Вынужденно — в школе я любил историю и литературу, собирался поступить на исторический факультет. Но даже не стал подавать в Ленинградский университет документы — в 1951 году это было бесполезно с моим пятым пунктом в паспорте (в советских документах указывали национальность – Прим.ред.), когда в стране разворачивалась кампания по борьбе «с безродными космополитами». И тогда я подумал о профессии, связанной с приключениями! Что такое геология, я и понятия не имел — выбирал не специальность, а образ жизни. Молодых людей тогда интересовали не деньги, дачи, положение в обществе или банковские счета. Когда я был совсем маленьким, примером для пацанов служили папанинцы, потом, когда началась война, — военные. Другие вещи были в цене. А стихи я писал всю жизнь — в литературную студию при Дворце пионеров начал ходить еще семиклассником, в 1947 году. И до сих пор их пишу, хотя в моем возрасте это, наверное, уже неприлично. Кстати, это сильно мешало мне сначала защитить диплом, потом кандидатскую, докторскую диссертации, затем стать профессором и академиком РАЕН — всем, кем я в итоге все-таки стал. С другой стороны, если бы я выбрал другую специальность и не провел всю жизнь в экспедициях, то не писал бы песен — я начал сочинять их на Крайнем Севере. Те песни, которые там же и пели наши работяги. В молодости на вопрос «Что для вас наука, а что — литература?» я отвечал легкомысленно: «Одна — жена, другая — любовница». А если бы сейчас меня спросили, кто из них любовница, я бы затруднился с ответом.
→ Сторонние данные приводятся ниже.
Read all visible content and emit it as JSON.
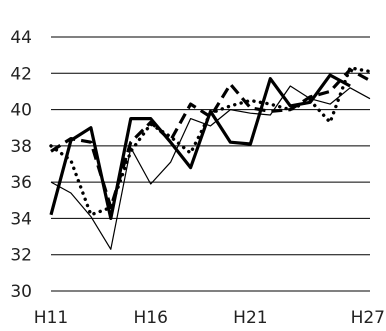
{
  "chart_data": {
    "type": "line",
    "x": [
      "H11",
      "H12",
      "H13",
      "H14",
      "H15",
      "H16",
      "H17",
      "H18",
      "H19",
      "H20",
      "H21",
      "H22",
      "H23",
      "H24",
      "H25",
      "H26",
      "H27"
    ],
    "x_tick_labels": [
      "H11",
      "H16",
      "H21",
      "H27"
    ],
    "y_ticks": [
      30,
      32,
      34,
      36,
      38,
      40,
      42,
      44
    ],
    "ylim": [
      30,
      44
    ],
    "grid": "horizontal",
    "title": "",
    "xlabel": "",
    "ylabel": "",
    "series": [
      {
        "style": "solid-thick",
        "color": "#000000",
        "values": [
          34.2,
          38.3,
          39.0,
          34.0,
          39.5,
          39.5,
          38.2,
          36.8,
          39.9,
          38.2,
          38.1,
          41.7,
          40.2,
          40.4,
          41.9,
          41.3,
          null
        ]
      },
      {
        "style": "solid-thin",
        "color": "#000000",
        "values": [
          36.0,
          35.4,
          34.1,
          32.3,
          37.9,
          35.9,
          37.1,
          39.5,
          39.1,
          40.0,
          39.8,
          39.7,
          41.3,
          40.6,
          40.3,
          41.2,
          40.6
        ]
      },
      {
        "style": "dashed",
        "color": "#000000",
        "values": [
          37.7,
          38.4,
          38.2,
          34.6,
          38.2,
          39.3,
          38.3,
          40.3,
          39.6,
          41.4,
          40.1,
          39.9,
          40.0,
          40.7,
          41.0,
          42.2,
          41.6
        ]
      },
      {
        "style": "dotted",
        "color": "#000000",
        "values": [
          38.0,
          37.2,
          34.2,
          34.6,
          37.7,
          39.2,
          38.5,
          37.6,
          39.8,
          40.2,
          40.5,
          40.3,
          40.0,
          40.5,
          39.3,
          42.3,
          42.1
        ]
      }
    ]
  }
}
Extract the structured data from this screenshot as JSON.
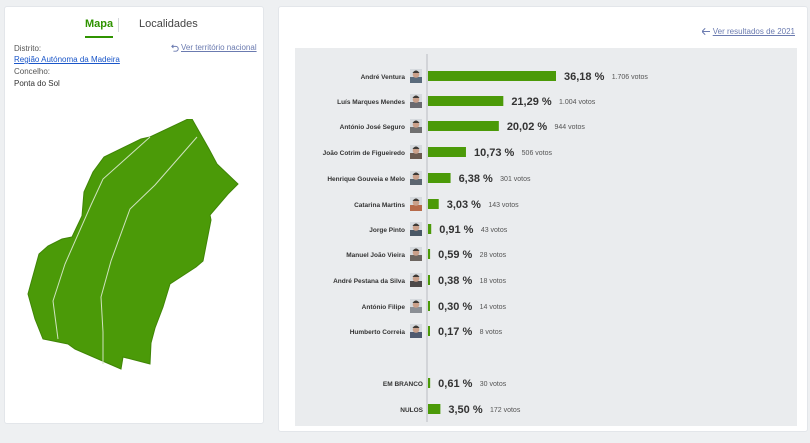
{
  "tabs": {
    "map": "Mapa",
    "places": "Localidades"
  },
  "location": {
    "district_label": "Distrito:",
    "district_value": "Região Autónoma da Madeira",
    "county_label": "Concelho:",
    "county_value": "Ponta do Sol",
    "national_link": "Ver território nacional"
  },
  "previous_results_link": "Ver resultados de 2021",
  "colors": {
    "accent": "#2f9300",
    "map_fill": "#4b9a08",
    "bar": "#4b9a08"
  },
  "chart_data": {
    "type": "bar",
    "orientation": "horizontal",
    "categories": [
      "André Ventura",
      "Luís Marques Mendes",
      "António José Seguro",
      "João Cotrim de Figueiredo",
      "Henrique Gouveia e Melo",
      "Catarina Martins",
      "Jorge Pinto",
      "Manuel João Vieira",
      "André Pestana da Silva",
      "António Filipe",
      "Humberto Correia",
      "EM BRANCO",
      "NULOS"
    ],
    "values": [
      36.18,
      21.29,
      20.02,
      10.73,
      6.38,
      3.03,
      0.91,
      0.59,
      0.38,
      0.3,
      0.17,
      0.61,
      3.5
    ],
    "percent_labels": [
      "36,18 %",
      "21,29 %",
      "20,02 %",
      "10,73 %",
      "6,38 %",
      "3,03 %",
      "0,91 %",
      "0,59 %",
      "0,38 %",
      "0,30 %",
      "0,17 %",
      "0,61 %",
      "3,50 %"
    ],
    "vote_labels": [
      "1.706 votos",
      "1.004 votos",
      "944 votos",
      "506 votos",
      "301 votos",
      "143 votos",
      "43 votos",
      "28 votos",
      "18 votos",
      "14 votos",
      "8 votos",
      "30 votos",
      "172 votos"
    ],
    "has_photo": [
      true,
      true,
      true,
      true,
      true,
      true,
      true,
      true,
      true,
      true,
      true,
      false,
      false
    ],
    "photo_colors": [
      "#5a6b7c",
      "#6a6a70",
      "#707070",
      "#6b5a50",
      "#5c6670",
      "#b66a4a",
      "#4a5866",
      "#6c6560",
      "#4e4a4a",
      "#8b8f95",
      "#4f5a70",
      "",
      ""
    ],
    "unit": "%",
    "xlim": [
      0,
      40
    ]
  }
}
Но в итоге вы достигли вершин на двух полюсах: вы и заслуженный деятель искусств РФ, и заслуженный деятель науки РФ. Случай уникальный. А что вам не удалось в жизни?
Что касается разнообразия моих занятий — это все от слабого, нерешительного характера. Я никак не мог отказаться от одного, чтобы заниматься только другим. Мне все время казалось, что, пока я сижу в одной комнате, в другой происходят самые интересные вещи. И ничего хорошего здесь нет: если бы я занимался чем-нибудь одним, то достиг бы более интересных результатов. Так, я с детства рисую, но до сих пор только для себя. Хотя одна моя картина была как-то куплена за 10 тысяч евро на благотворительном аукционе, деньги от которого пошли в фонд онкобольных детей. Но купили ее не потому, что она хорошая, а потому, что она моя.
Вы живете в Москве, но, судя по текстам ваших песен, в том числе из нового альбома «Перезагрузка», остаетесь петербуржцем?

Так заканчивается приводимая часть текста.